Hardy Plumbing
August 23, 2006

Low Tidings


Low Tidings


I always think of the "97-pound weakling" growing up, imagining it was something someone like Jerry Della Femina thought up on Madison Avenue, an image so visual it still conjures up bullies kicking sand in my face and taking my bikini-clad girlfriend from me on the beach.

Having reached that certain age recently, I decided I needed to take better care of myself so I purchased my first set of weights and embarked on a vigorous workout schedule.

It's not because I need to look more manly — women who know me will tell you I have the testosterone level of a Tour de France cyclist, which is roughly equivalent to King Kong's.

There is nothing wrong with wanting to look ripped, wanting to have a six-pack to display while walking on the beach. Unfortunately, all those years we went to the beach I was carrying Budweiser. Now a six-pack means a hard belly. Who knew?

Now, just a few months later, I'm chiseled. The ladies swoon when they see me shirtless, but it's not easy to have abs like mine, rock hard quads and triceps the size of cannonballs. Worse, one has to watch what they eat to stay ripped, or risk reverting back to being a flabby weakling.

It wasn't easy getting started, as my muscles weren't used to lifting. In fact, I was quite sore initially, and the reason is simple: I overdid it. You know me, everything in excess. So instead of starting out with the 10-pounders, I went right to the 20s and loaded up two. The number of reps — that's lifter talk for repetitions — also had something to do with the soreness, because instead of sticking with one I went all the up to two: Ouch!

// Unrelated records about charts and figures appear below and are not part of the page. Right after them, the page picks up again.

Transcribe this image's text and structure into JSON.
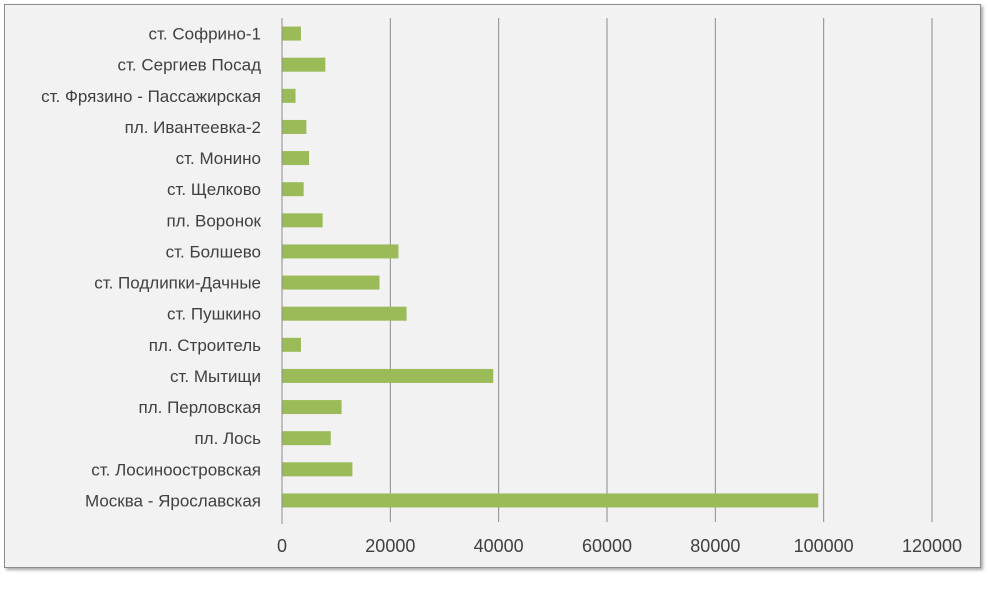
{
  "chart_data": {
    "type": "bar",
    "orientation": "horizontal",
    "categories": [
      "ст. Софрино-1",
      "ст. Сергиев Посад",
      "ст. Фрязино - Пассажирская",
      "пл. Ивантеевка-2",
      "ст. Монино",
      "ст. Щелково",
      "пл. Воронок",
      "ст. Болшево",
      "ст. Подлипки-Дачные",
      "ст. Пушкино",
      "пл. Строитель",
      "ст. Мытищи",
      "пл. Перловская",
      "пл. Лось",
      "ст. Лосиноостровская",
      "Москва - Ярославская"
    ],
    "values": [
      3500,
      8000,
      2500,
      4500,
      5000,
      4000,
      7500,
      21500,
      18000,
      23000,
      3500,
      39000,
      11000,
      9000,
      13000,
      99000
    ],
    "xlim": [
      0,
      120000
    ],
    "xticks": [
      "0",
      "20000",
      "40000",
      "60000",
      "80000",
      "100000",
      "120000"
    ],
    "title": "",
    "xlabel": "",
    "ylabel": "",
    "grid": "vertical",
    "legend": "none",
    "bar_color": "#9bbb59",
    "background_color": "#f2f2f2",
    "gridline_color": "#8c8c8c"
  }
}
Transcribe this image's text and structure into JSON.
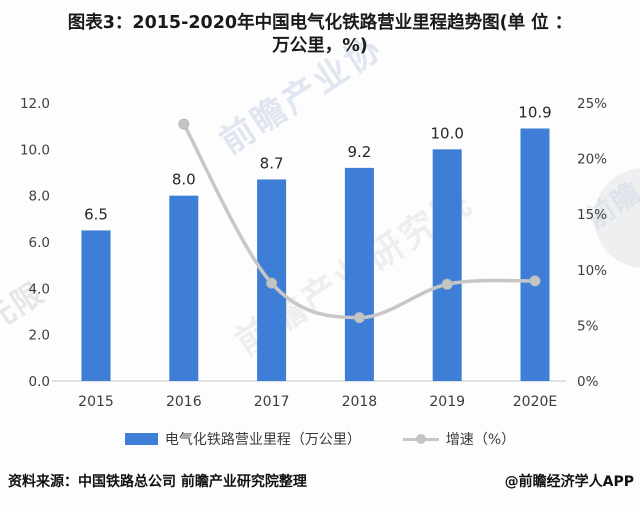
{
  "title": {
    "line1": "图表3：2015-2020年中国电气化铁路营业里程趋势图(单 位 ：",
    "line2": "万公里，%)"
  },
  "colors": {
    "bar": "#3e7ed6",
    "line": "#c7c7c7",
    "marker": "#c4c4c4",
    "axis_text": "#3f3f3f",
    "bar_label": "#262626",
    "baseline": "#d8d8d8"
  },
  "chart_data": {
    "type": "bar",
    "title": "2015-2020年中国电气化铁路营业里程趋势图",
    "categories": [
      "2015",
      "2016",
      "2017",
      "2018",
      "2019",
      "2020E"
    ],
    "series": [
      {
        "name": "电气化铁路营业里程（万公里）",
        "type": "bar",
        "axis": "left",
        "values": [
          6.5,
          8.0,
          8.7,
          9.2,
          10.0,
          10.9
        ]
      },
      {
        "name": "增速（%）",
        "type": "line",
        "axis": "right",
        "values": [
          null,
          23.1,
          8.8,
          5.7,
          8.7,
          9.0
        ]
      }
    ],
    "bar_labels": [
      "6.5",
      "8.0",
      "8.7",
      "9.2",
      "10.0",
      "10.9"
    ],
    "left_axis": {
      "min": 0,
      "max": 12,
      "ticks": [
        "12.0",
        "10.0",
        "8.0",
        "6.0",
        "4.0",
        "2.0",
        "0.0"
      ],
      "tick_values": [
        12,
        10,
        8,
        6,
        4,
        2,
        0
      ]
    },
    "right_axis": {
      "min": 0,
      "max": 25,
      "ticks": [
        "25%",
        "20%",
        "15%",
        "10%",
        "5%",
        "0%"
      ],
      "tick_values": [
        25,
        20,
        15,
        10,
        5,
        0
      ]
    },
    "grid": "off",
    "legend_position": "bottom"
  },
  "legend": [
    {
      "label": "电气化铁路营业里程（万公里）",
      "swatch": "bar-swatch"
    },
    {
      "label": "增速（%）",
      "swatch": "line-swatch"
    }
  ],
  "footer": {
    "source": "资料来源：中国铁路总公司 前瞻产业研究院整理",
    "credit": "@前瞻经济学人APP"
  },
  "watermarks": {
    "top": "前瞻产业协",
    "center": "前瞻产业研究院",
    "left": "元限",
    "right": "前瞻"
  }
}
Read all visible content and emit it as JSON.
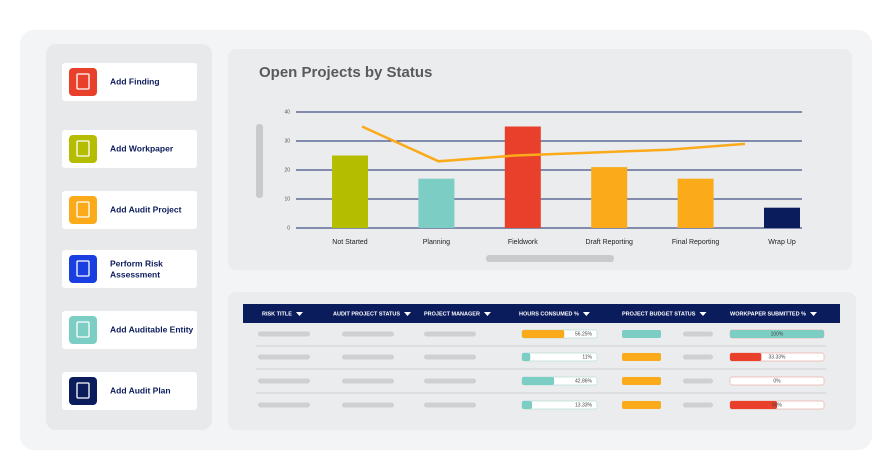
{
  "sidebar": {
    "actions": [
      {
        "label": "Add Finding",
        "icon_color": "#e8402a"
      },
      {
        "label": "Add Workpaper",
        "icon_color": "#b5bd00"
      },
      {
        "label": "Add Audit Project",
        "icon_color": "#fbaa19"
      },
      {
        "label": "Perform Risk Assessment",
        "icon_color": "#1a3fe0"
      },
      {
        "label": "Add Auditable Entity",
        "icon_color": "#7ccdc4"
      },
      {
        "label": "Add Audit Plan",
        "icon_color": "#0b1c5c"
      }
    ]
  },
  "chart_data": {
    "type": "bar",
    "title": "Open Projects by Status",
    "categories": [
      "Not Started",
      "Planning",
      "Fieldwork",
      "Draft Reporting",
      "Final Reporting",
      "Wrap Up"
    ],
    "series": [
      {
        "type": "bar",
        "values": [
          25,
          17,
          35,
          21,
          17,
          7
        ],
        "colors": [
          "#b5bd00",
          "#7ccdc4",
          "#e8402a",
          "#fbaa19",
          "#fbaa19",
          "#0b1c5c"
        ]
      },
      {
        "type": "line",
        "values": [
          35,
          23,
          25,
          26,
          27,
          29
        ],
        "color": "#fbaa19"
      }
    ],
    "ylim": [
      0,
      40
    ],
    "yticks": [
      0,
      10,
      20,
      30,
      40
    ],
    "grid": true,
    "grid_color": "#1b2a6b"
  },
  "table": {
    "columns": [
      "RISK TITLE",
      "AUDIT PROJECT STATUS",
      "PROJECT MANAGER",
      "HOURS CONSUMED %",
      "PROJECT BUDGET STATUS",
      "WORKPAPER SUBMITTED %"
    ],
    "rows": [
      {
        "hours_consumed": 56.25,
        "hours_label": "56.25%",
        "hours_color": "#fbaa19",
        "budget_color": "#7ccdc4",
        "workpaper_submitted": 100,
        "workpaper_label": "100%",
        "workpaper_color": "#7ccdc4"
      },
      {
        "hours_consumed": 11,
        "hours_label": "11%",
        "hours_color": "#7ccdc4",
        "budget_color": "#fbaa19",
        "workpaper_submitted": 33.33,
        "workpaper_label": "33.33%",
        "workpaper_color": "#e8402a"
      },
      {
        "hours_consumed": 42.86,
        "hours_label": "42.86%",
        "hours_color": "#7ccdc4",
        "budget_color": "#fbaa19",
        "workpaper_submitted": 0,
        "workpaper_label": "0%",
        "workpaper_color": "#e8402a"
      },
      {
        "hours_consumed": 13.33,
        "hours_label": "13.33%",
        "hours_color": "#7ccdc4",
        "budget_color": "#fbaa19",
        "workpaper_submitted": 50,
        "workpaper_label": "50%",
        "workpaper_color": "#e8402a"
      }
    ]
  }
}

I also got deeply into squats, known as "the king of exercises" in lifting circles. Here is the definition according to "The Dictionary of Weightlifting, Body building, and Exercise Terms and techniques" which I consider to be my personal bible:

Squat: put a bar across your shoulders while you are in a standing position and, keeping your torso as upright as possible, squat down until the tops of your thighs are parallel to the floor or below. Variations include the box squat, front squat, hack squat, Jefferson squat, and the sissy squat.

OK, so maybe I started doing sissy squats, but now I'm doing full-fledged squats, sometimes as many as three or even, when I'm feeling frisky, four. Of course, I'm sore for days afterward. Naturally, the simple act of squatting is exercise in itself, so I don't put any actual weights on the bar.

All this makes me androgenic, which is "producing or accentuating male sexual characteristics like body hair, deepened voice, and male pattern baldness." In other words, I can't hit the high notes of "Walk Like A Man" by the Four Seasons and I have to comb the hair on my chest and back. Small prices to pay for a bod like mine.

Yes, my deltoids and pecs gleam. Did you ever wonder how body builders gleam? Oil. They smear it on themselves. I use olive oil, so if I get hungry I can take a piece of bread, rub it on my tummy, and presto, snack time!

I recently purchased a couple of dumbbells. Did you know how they got their names? It used to be anyone who worked at a newspaper was a dumbbell . . . no, I made it up. Men would demonstrate their might by lifting up cast iron bells (like the Liberty bell). A "dumb" bell was one with the clapper removed, so it wouldn't ring during the lifting. (This is just a little tidbit of info we lifters know.) Now I can work out right here at the office by doing curls with one hand while I surf the net with the other. I can't do many — maybe four— but hell, the suckers weigh five pounds each.

Gradually, as I eliminate the lipids from my body and achieve a balanced BMI (body mass index, stupid) I will become the man I want to be.

As it turns out, that 97-pound weakling wasn't the imagination of some Madison Avenue guy. As a boy Angelo Charles Siciliano was a pale, thin, picked-on youth. He truly was the "97-pound weakling" he would later describe himself to be in his advertising. He was physically abused by the larger kids in grade school.

One day, while lying on the beach at Coney Island in New York with his girlfriend, a bully walked up and kicked sand in his face. His girlfriend walked away after the attack and never was seen again. This incident began the catalyst that compelled the young man to search for a way to build up his thin body in a rapid way in the privacy of his room at home. It is said he observed the great cats at the zoo flexing their muscular bodies against the cage bars, thus keeping themselves strong with the resistance. Atlas developed his own system based on these observations.

Oh yes, Angelo also changed his name — to Charles Atlas. He became a symbol that surpassed mere bodybuilding — he stood up against the bullies in life and ultimately triumphed through hard work and talent.

I'm gearing up to kick some sand of my own.